Comparison of Auto-Generated Contours on Virtual Monoenergetic Images across Multiple Energy Levels
Abstract
Purpose
To assess the effect of virtual monoenergetic image (VMI) energy variation (50-160 keV) on the accuracy of auto-generated contours using commercial autocontouring software.
Methods
An anthropomorphic thorax phantom (CIRS) was scanned using both conventional single-energy CT (SECT) at 120 kVp and dual-energy CT (DECT) on a SOMATOM go.Open Pro® scanner (Siemens Healthineers, Erlangen, Germany). DECT acquisitions were performed sequentially at 80 and 140 kVp and reconstructed into corresponding VMI series with 10 keV intervals ranging from 50 to 160 keV. Air calibration was performed on the same day prior to image acquisition. SECT and DECT scans were performed under identical acquisition conditions, with the phantom maintained in the same position for both scans.
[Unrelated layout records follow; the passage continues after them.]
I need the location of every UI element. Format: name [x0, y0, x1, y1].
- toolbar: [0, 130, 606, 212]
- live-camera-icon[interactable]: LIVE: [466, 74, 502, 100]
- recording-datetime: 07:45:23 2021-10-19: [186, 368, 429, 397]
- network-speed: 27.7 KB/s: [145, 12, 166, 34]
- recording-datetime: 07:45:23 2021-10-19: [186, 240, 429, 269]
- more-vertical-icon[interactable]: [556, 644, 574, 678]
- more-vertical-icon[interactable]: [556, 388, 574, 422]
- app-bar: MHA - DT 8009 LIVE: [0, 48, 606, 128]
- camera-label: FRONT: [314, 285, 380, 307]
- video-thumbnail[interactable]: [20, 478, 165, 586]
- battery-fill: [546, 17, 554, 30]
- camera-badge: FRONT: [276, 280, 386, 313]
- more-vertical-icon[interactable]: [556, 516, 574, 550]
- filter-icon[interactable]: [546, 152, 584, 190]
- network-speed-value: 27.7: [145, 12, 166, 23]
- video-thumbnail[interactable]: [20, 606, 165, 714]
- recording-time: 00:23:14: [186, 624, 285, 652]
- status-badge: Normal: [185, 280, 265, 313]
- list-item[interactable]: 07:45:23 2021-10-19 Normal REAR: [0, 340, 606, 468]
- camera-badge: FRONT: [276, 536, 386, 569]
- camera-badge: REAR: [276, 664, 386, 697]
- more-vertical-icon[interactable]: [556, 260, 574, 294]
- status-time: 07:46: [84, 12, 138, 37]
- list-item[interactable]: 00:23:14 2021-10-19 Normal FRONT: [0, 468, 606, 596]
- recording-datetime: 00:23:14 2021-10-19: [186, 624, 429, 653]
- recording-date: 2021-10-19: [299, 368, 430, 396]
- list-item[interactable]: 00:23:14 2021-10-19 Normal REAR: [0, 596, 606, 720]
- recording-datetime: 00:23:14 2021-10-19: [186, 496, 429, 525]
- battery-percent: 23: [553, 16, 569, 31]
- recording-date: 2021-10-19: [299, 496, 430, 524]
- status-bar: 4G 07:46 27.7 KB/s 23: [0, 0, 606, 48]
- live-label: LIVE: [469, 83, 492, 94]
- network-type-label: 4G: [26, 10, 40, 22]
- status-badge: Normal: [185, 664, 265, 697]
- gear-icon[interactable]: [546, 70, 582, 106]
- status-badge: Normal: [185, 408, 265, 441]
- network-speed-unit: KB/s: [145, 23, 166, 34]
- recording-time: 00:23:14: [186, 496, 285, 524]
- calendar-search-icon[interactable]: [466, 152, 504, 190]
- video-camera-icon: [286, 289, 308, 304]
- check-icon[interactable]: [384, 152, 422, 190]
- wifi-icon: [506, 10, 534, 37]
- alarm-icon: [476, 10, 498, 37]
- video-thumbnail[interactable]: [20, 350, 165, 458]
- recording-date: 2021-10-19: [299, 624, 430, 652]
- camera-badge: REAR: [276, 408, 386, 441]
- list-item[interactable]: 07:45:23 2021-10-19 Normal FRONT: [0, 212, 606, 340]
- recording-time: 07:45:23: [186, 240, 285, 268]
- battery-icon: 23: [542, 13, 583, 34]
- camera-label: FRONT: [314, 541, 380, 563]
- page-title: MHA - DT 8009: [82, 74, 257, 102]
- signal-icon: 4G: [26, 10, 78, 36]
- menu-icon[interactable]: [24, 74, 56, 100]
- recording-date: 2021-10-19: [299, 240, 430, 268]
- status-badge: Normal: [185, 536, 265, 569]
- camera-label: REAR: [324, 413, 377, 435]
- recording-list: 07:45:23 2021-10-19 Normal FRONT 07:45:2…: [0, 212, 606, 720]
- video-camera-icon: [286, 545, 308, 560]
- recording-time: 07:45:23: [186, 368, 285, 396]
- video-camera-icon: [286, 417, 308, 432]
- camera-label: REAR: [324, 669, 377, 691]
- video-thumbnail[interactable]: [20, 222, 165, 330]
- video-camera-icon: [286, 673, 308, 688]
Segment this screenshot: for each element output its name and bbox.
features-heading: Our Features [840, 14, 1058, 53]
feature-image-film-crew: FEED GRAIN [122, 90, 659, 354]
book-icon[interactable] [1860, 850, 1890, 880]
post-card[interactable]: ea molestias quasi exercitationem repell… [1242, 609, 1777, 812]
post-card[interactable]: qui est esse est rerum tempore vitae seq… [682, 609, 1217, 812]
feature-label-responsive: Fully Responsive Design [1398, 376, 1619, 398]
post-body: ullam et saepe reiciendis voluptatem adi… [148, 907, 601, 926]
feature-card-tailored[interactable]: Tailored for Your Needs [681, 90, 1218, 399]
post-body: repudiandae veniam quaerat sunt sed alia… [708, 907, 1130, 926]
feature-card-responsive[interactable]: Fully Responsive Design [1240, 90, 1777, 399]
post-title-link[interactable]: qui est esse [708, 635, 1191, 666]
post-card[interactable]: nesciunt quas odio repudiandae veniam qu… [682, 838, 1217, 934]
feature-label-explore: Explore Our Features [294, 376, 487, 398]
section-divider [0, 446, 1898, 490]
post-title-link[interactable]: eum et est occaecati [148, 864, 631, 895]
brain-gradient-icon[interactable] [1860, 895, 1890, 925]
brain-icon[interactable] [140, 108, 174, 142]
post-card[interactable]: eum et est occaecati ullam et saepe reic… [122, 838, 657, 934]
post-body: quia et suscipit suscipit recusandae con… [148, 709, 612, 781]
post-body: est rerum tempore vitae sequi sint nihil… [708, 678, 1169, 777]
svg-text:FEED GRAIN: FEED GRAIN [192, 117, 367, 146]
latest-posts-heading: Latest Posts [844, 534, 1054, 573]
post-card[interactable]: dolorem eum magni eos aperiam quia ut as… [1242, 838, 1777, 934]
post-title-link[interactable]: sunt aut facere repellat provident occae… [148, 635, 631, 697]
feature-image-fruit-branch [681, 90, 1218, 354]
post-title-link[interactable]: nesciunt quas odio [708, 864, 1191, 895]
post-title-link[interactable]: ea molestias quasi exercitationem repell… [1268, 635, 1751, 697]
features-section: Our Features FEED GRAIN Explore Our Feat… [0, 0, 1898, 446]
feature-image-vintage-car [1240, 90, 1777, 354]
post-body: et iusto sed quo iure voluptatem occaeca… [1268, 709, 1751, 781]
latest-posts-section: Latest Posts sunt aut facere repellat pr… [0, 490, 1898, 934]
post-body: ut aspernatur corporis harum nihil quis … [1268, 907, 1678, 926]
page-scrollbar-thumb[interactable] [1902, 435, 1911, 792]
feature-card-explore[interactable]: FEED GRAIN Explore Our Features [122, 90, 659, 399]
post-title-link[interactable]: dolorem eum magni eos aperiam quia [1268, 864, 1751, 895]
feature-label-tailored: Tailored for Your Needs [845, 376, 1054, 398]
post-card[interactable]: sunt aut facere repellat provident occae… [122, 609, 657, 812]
All images were reconstructed using a medium kernel (Q40), a 2 mm slice thickness, and sinogram-affirmed iterative reconstruction (SAFIRE) at strength level 3. Auto-contouring was performed using AutoContour® (Radformation, New York, NY, USA), generating contours for the left lung, right lung, heart, and spinal canal on all reconstructed VMI series. Manual contours for the same structures were delineated by a medical physicist for SECT series to serve as the reference standard (ground truth). Contour agreement was quantified using the Dice similarity coefficient (DSC).
Results
Across the evaluated energy range, DSC variation, expressed as ΔDSC (max–min), was organ dependent but generally demonstrated little sensitivity to energy variation (maximum ΔDSC < 4%). The ΔDSC for the left lung, right lung, heart, and spinal canal was approximately 2.4%, 3.9%, 1.9%, and 2.5%, respectively.
Conclusion
The limited ΔDSC observed across all evaluated organs indicates that auto-generated contours are minimally affected by VMI energy, supporting the use of a wide range of VMI energies without compromising contour accuracy.